Mandatory minimums have been one of the least successful policies in the long war against drugs. Mushrooming prison costs, the unfair incarceration of numerous low-level drug offenders and the perpetuation of inadequate drug rehabilitation programs can all be attributed to the popularity of mandatory minimum laws throughout the United States. Judges have criticized the laws because prosecutors are given excessive power in determining the length of an offender’s sentence. These affronts to democracy, however, have not successfully rooted out drug addiction. Michigan’s harsh guidelines have now come under review.
Last Wednesday, the Standing Committee on Criminal Justice of the Michigan House of Representatives voted unanimously to send legislation revamping Michigan’s mandatory minimum sentencing laws to the full house for a vote. Mandatory minimum sentences require judges to sentence a suspect to a given number of years in prison based on the amount of drugs found in his/her possession. The legislation, sponsored by state Rep. Bill McConico (D-Detroit), enjoys bi-partisan support and will be voted on Dec. 3 before being sent to the state Senate for consideration. If passed, this legislation will be the first change to Michigan’s mandatory minimum sentencing laws since 1998, when the legislature changed the required life in prison for sale of 650 or more grams of cocaine to a mandatory twenty-year minimum sentence.
The legislative package provides judges with more discretion in sentencing people convicted of drug-related offenses and enables them to consider the individual factors of each case, such as prior convictions and whether or not there are other related criminal charges. The bills also have provisions for changing the guidelines governing maximum penalties to be more lenient.
Under the standing law, sentences are based on the amount of a given drug in an individual’s possession. As a result, the harsher sentences are disproportionately dealt to low-level couriers and addicts, while people who are higher up in the drug-dealing hierarchy are often able to trade information with police and prosecutors for lesser charges and lighter sentences.
This is not the only way sentences are handed out disproportionately. On average whites and blacks convicted of the same drug-related offense get differing sentences, with blacks on average serving more time in prison.
Aside from resolving these discriminatory sentencing patterns, other benefits to passing the proposed legislation include the amount of state money that would be saved by reducing the prison population. With greater discretion in sentencing, judges will not be obligated to lock up drug-offenders for excessively long periods of time.

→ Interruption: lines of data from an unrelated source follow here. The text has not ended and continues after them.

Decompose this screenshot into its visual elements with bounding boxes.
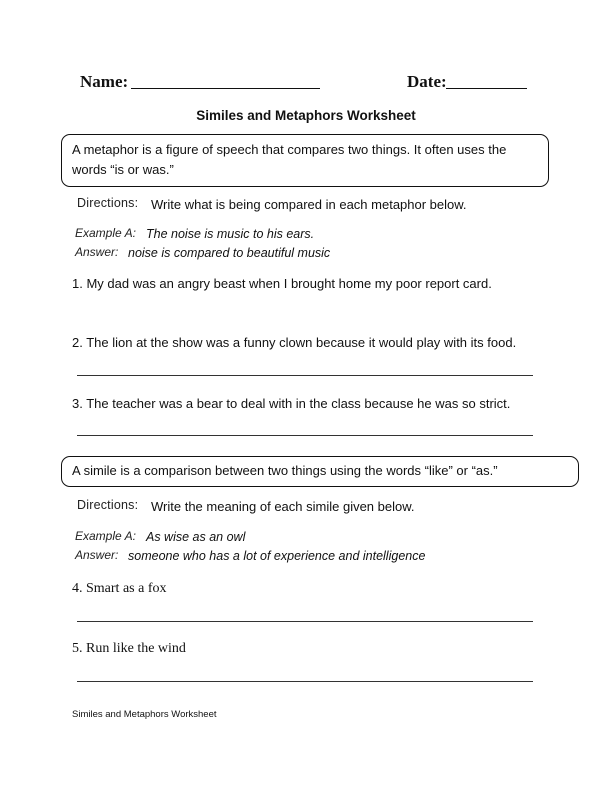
date-label: Date: [407, 72, 447, 91]
question-4: 4. Smart as a fox [72, 581, 167, 596]
simile-definition-text: A simile is a comparison between two things using the words “like” or “as.” [72, 463, 498, 478]
metaphor-definition-text: A metaphor is a figure of speech that compares two things. It often uses the words “is or was.” [72, 142, 507, 177]
simile-directions-text: Write the meaning of each simile given below. [151, 499, 415, 514]
metaphor-definition-box [61, 134, 549, 187]
date-field[interactable] [446, 88, 527, 89]
page-title: Similes and Metaphors Worksheet [196, 108, 416, 123]
metaphor-answer-text: noise is compared to beautiful music [128, 246, 331, 260]
name-label: Name: [80, 72, 129, 91]
name-field[interactable] [131, 88, 320, 89]
question-1: 1. My dad was an angry beast when I brought home my poor report card. [72, 276, 492, 291]
question-2: 2. The lion at the show was a funny clown because it would play with its food. [72, 335, 517, 350]
metaphor-example-label: Example A: [75, 226, 136, 240]
question-5: 5. Run like the wind [72, 641, 186, 656]
simile-answer-label: Answer: [75, 548, 119, 562]
answer-line-3[interactable] [77, 435, 533, 436]
simile-example-text: As wise as an owl [146, 530, 246, 544]
metaphor-directions-text: Write what is being compared in each metaphor below. [151, 197, 467, 212]
answer-line-4[interactable] [77, 621, 533, 622]
metaphor-directions-label: Directions: [77, 196, 139, 210]
simile-directions-label: Directions: [77, 498, 139, 512]
footer-text: Similes and Metaphors Worksheet [72, 709, 217, 720]
simile-definition-box [61, 456, 579, 487]
metaphor-answer-label: Answer: [75, 245, 119, 259]
answer-line-2[interactable] [77, 375, 533, 376]
metaphor-example-text: The noise is music to his ears. [146, 227, 315, 241]
answer-line-5[interactable] [77, 681, 533, 682]
simile-answer-text: someone who has a lot of experience and intelligence [128, 549, 426, 563]
question-3: 3. The teacher was a bear to deal with in the class because he was so strict. [72, 396, 511, 411]
simile-example-label: Example A: [75, 529, 136, 543]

The money the state could save can go toward programs that would prove more effective in reducing drug addiction rates, such as education. More state funds could be directed toward treatment and rehabilitation programs troubled drug users. These types of programs would be much more effective if the government is seriously concerned about curbing the rate of drug use in the state.
While the new laws would be an improvement to the judicial and legislative attitude about drugs, decriminalization would be better. Drug use is a victimless crime and most drug-related crime results from the fact that drugs are illegal.